Alguna vez ha sentido que esa plata que llegó de su nómina ya no le pertenece? ¿Toda está toda comprometida para pagar el celular, la tarjeta de crédito, el arriendo, la cuota del carro y el colegio? ¿Al final no queda nada para usted? Eso pasa cuando no planeamos nuestras finanzas, dejando que el día a día nos consuma.
Así, llegamos a acumular unas deudas que no podemos pagar y compramos cosas que al final no nos reportaron la satisfacción que creíamos y que no cubren las necesidades que tenemos.
Si usted tiene un sueño y lo convierte en una meta, es decir, lo visualiza, lo cuantifica, le pone un plazo para lograrlo y establece un plan con diversas estrategias para llegar a cumplirlo, las cosas pueden cambiar. Si a ese plan le aplica la misma disciplina que tiene para cumplir con sus obligaciones bancarias y con los colegios de sus hijos, seguramente vendrán resultados diferentes.
Una de esas estrategias se conoce en el mundo de la planeación financiera personal como: páguese usted primero. Eso no significa nada distinto a que usted debe considerar que los recursos para sus propias metas son tan importantes, o más, que los que tiene que destinar para los pagos a terceros.
No sólo usted debe ser un acreedor mensual de sí mismo, sino el más molesto de los acreedores. De manera que si no ha puesto su cuota mensual para su meta, pierda el sueño al igual que se lo quita esa incómoda llamada de su tarjeta de crédito verificando si ha hecho el pago de la cuota del mes.
Aquellas personas que responden que no pueden ahorrar porque no les alcanza el dinero, son precisamente las que no se consideran acreedoras de sí mismas.

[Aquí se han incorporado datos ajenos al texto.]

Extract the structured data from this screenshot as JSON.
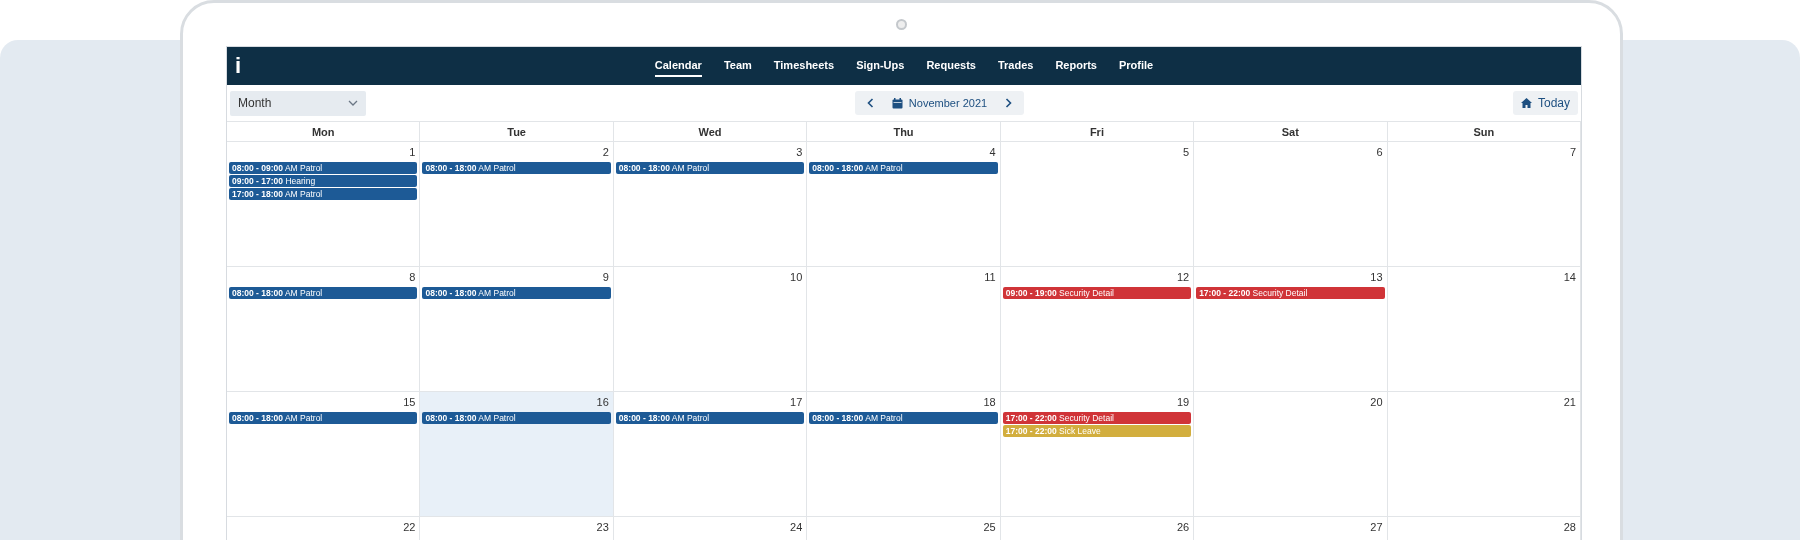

Algunos creen que el problema es de disciplina; si es su caso, puede acudir a ayudas como el pago automático: al igual que su cuenta de la televisión por cable que está autorizada para ser cancelada automáticamente con un débito de su cuenta bancaria, consulte con su entidad financiera si es posible hacer un traslado automático de su cuenta a otra cuenta de ahorros abierta con el único propósito de pagarse usted mismo sus metas.
Es más, autorice a su empleador para que automáticamente le descuente de su pago una cantidad con destino a una cuenta de ahorro, fondo voluntario de pensiones o cuenta AFC con ese propósito.
Algunos acuden a mecanismos más ingeniosos, como arrendarse su propio vehículo, su moto o su talega de golf, es decir, que para poder utilizarlos deben cancelar el canon correspondiente mediante el pago de la cuota de ahorro.
Si ya identificó su meta y sabe cuándo la quiere alcanzar, ahora le corresponde cuantificarla y determinar la cuota mensual para su logro. ¿No cree que por lo menos el 10% del dinero que le llega de su nómina debe ser para usted y no para sus acreedores? Propóngase ahorrar el 10%. Si por su situación actual no puede ese porcentaje, inicie con uno menor, pero busque incrementarlo lo más rápidamente posible.
Si logra pagarse primero, cuando reciba su nómina no verá que sus ingresos son de sus acreedores, pues estará un 10% de su ingreso más cerca de sus propias metas. Así, estará tomando las riendas de sus propias finanzas.
*Presidente de la Asociación Colombiana de Planeación Financiera.